WiFi Nakal Pencuri Data

Ilustrasi koneksi wifi.
Sumber :
  • www.pixabay.com/StockSnap

VIVA – "Karena WiFi, gue bisa ngelupain kejombloan gue."

"Bahagia itu sederhana, ketika berhasil menjebol password WiFi tetangga."

"Orang paling jahat sepanjang sejarah adalah orang yang nge-cut Wi-Fi gratis."

Anda mungkin pernah tahu sederet kalimat di atas. Ungkapan dalam meme yang dibuat warganet di Indonesia untuk mengekspresikan betapa bermaknanya WiFi, sekaligus menggambarkan 'penderitaan' ketika tak dapat mengaksesnya.

Jika pada satu dekade lalu kita masih sering mendengar 'buku adalah jendela dunia', kini di era teknologi informasi dalam genggaman tangan, sepertinya kalimat itu tergantikan dengan 'internet adalah jendela dunia'. Namun peran keduanya - baik buku maupun internet - adalah sama, yaitu memperluas wawasan.

Internet memiliki keunggulan dari sisi kecepatan, sehingga tak heran masyarakat modern mengandalkannya untuk mengantongi penjelasan tentang berbagai hal, berselancar di media sosial, bahkan berbelanja melalui gadget. Untuk mengakses itu semua, mereka perlu peralatan elektronik untuk bertukar data secara nirkabel, dan WiFi-lah jawabannya - selain paket data dari provider jaringan.

Ibarat kata anak muda zaman sekarang, gadget canggih dan WiFi gratis adalah segalanya.

Menyadari kebutuhan masyarakat yang begitu tinggi terhadap WiFi, sejumlah tempat publik pun menawarkan akses WiFi gratis untuk membuat nyaman pengunjung. Katakanlah restoran, bandara, transportasi publik, perkantoran, hingga kafe-kafe memajang banner 'Free WiFi' sebagai fasilitas untuk menarik pengunjung. 

Namun banyak masyarakat yang tak menyadari potensi risiko berbahaya di balik WiFi gratis. Meski isu keamanan tentang WiFi bukan barang baru, perusahaan keamanan siber ESET memaparkan sejumlah data penelitian tentang bahaya WiFi publik. 

Dalam keterangan pers, Senin, 17 Juni 2019, ESET menjelaskan salah satu aspek bahaya WiFi publik.
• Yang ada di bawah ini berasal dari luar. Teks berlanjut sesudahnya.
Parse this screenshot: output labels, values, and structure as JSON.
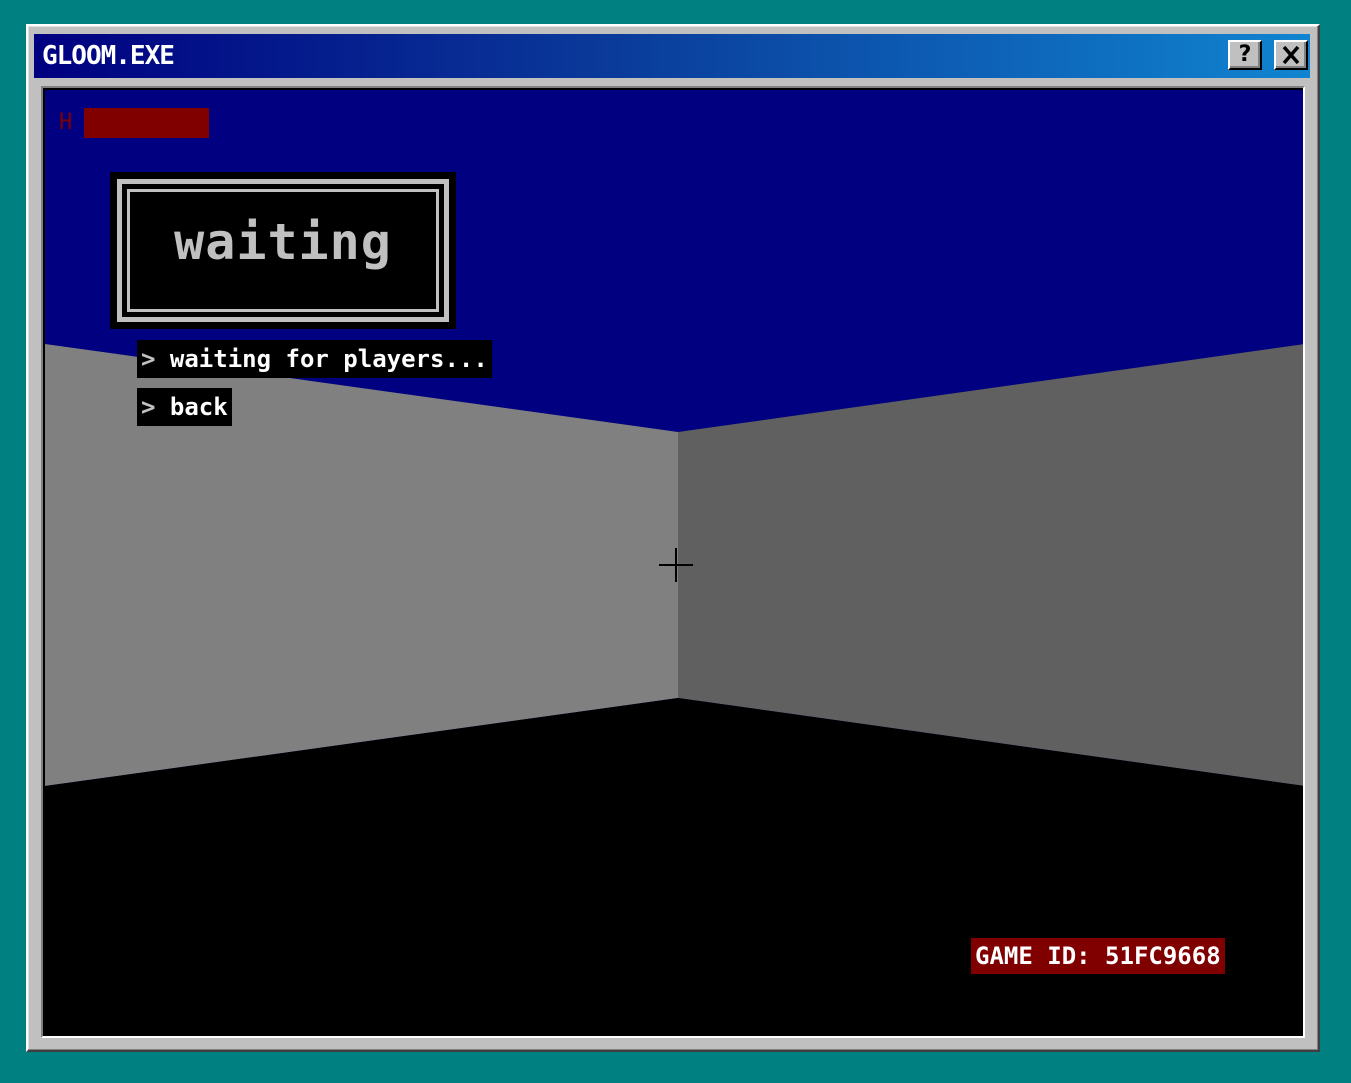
{
  "window": {
    "title": "GLOOM.EXE",
    "help_label": "?",
    "close_label": "✕"
  },
  "hud": {
    "health_label": "H",
    "health_level": 1.0,
    "crosshair_symbol": "+"
  },
  "menu": {
    "heading": "waiting",
    "items": [
      {
        "chevron": ">",
        "label": "waiting for players..."
      },
      {
        "chevron": ">",
        "label": "back"
      }
    ]
  },
  "game_id": "GAME ID: 51FC9668",
  "colors": {
    "desktop": "#008080",
    "ceiling": "#000080",
    "wall_left": "#808080",
    "wall_right": "#606060",
    "floor": "#000000",
    "health": "#800000",
    "game_id_bg": "#800000"
  }
}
Yang paling umum adalah serangan Man in the Middle (MitM), di mana seorang peretas mencegat komunikasi antara dua pihak, kemudian mencuri informasi pribadi korban yang dapat disalahgunakan peretas untuk keuntungan mereka.

Persoalan MitM itu kemudian berkaitan dengan informasi pribadi yang disimpan oleh pengguna di ponsel. Masih bersumber dari ESET, pihaknya telah melakukan survei di wilayah Asia Pasifik bahwa 32 persen konsumennya menyimpan informasi mereka secara online. Jika peretas berhasil menyusup melalui WiFi publik, hal ini berpotensi terhadap celah kerentanan di mana data-data pribadi pengguna dapat disalahgunakan. 

Memang, ESET berpendapat bahwa angka 32 persen tidaklah tinggi, namun seharusnya dapat ditekan lagi sehingga lebih rendah.

Perlu dicatat juga, kecuali Thailand, semua negara dalam survei ESET itu adalah negara yang menggunakan ponsel dengan rata-rata 61 persen responden mengatakan menggunakan ponsel mereka untuk transaksi online.

Ini adalah alasan yang perlu diperhatikan, mengingat ponsel belum dilengkapi dengan solusi keamanan siber yang kuat. Dan yang lebih memperburuk keadaan lagi adalah meningkatnya ketersediaan WiFi gratis.

Risiko bahaya di balik WiFi gratis juga dipaparkan laman Inc pada 2 Agustus 2018. Disebutkan bahwa bisa saja penyerang siber sengaja meluncurkan WiFi nakal. Tujuannya apa lagi kalau bukan mencuri data pribadi atau data berharga lainnya. 

Dalam artikel berjudul 'Warning: These 7 Public Wi-Fi Risks Could Endanger Your Business' itu juga memperingatkan akses WiFi gratis yang disusupi malware atau disadap oleh pihak ketiga, bisa saja tak hanya mengambil alih data-data pribadi tapi juga perusahaan, sehingga merugikan bisnis.

Selain itu, pencurian kata sandi dan nama pengguna juga termasuk dalam daftar risiko bahaya WiFi gratis.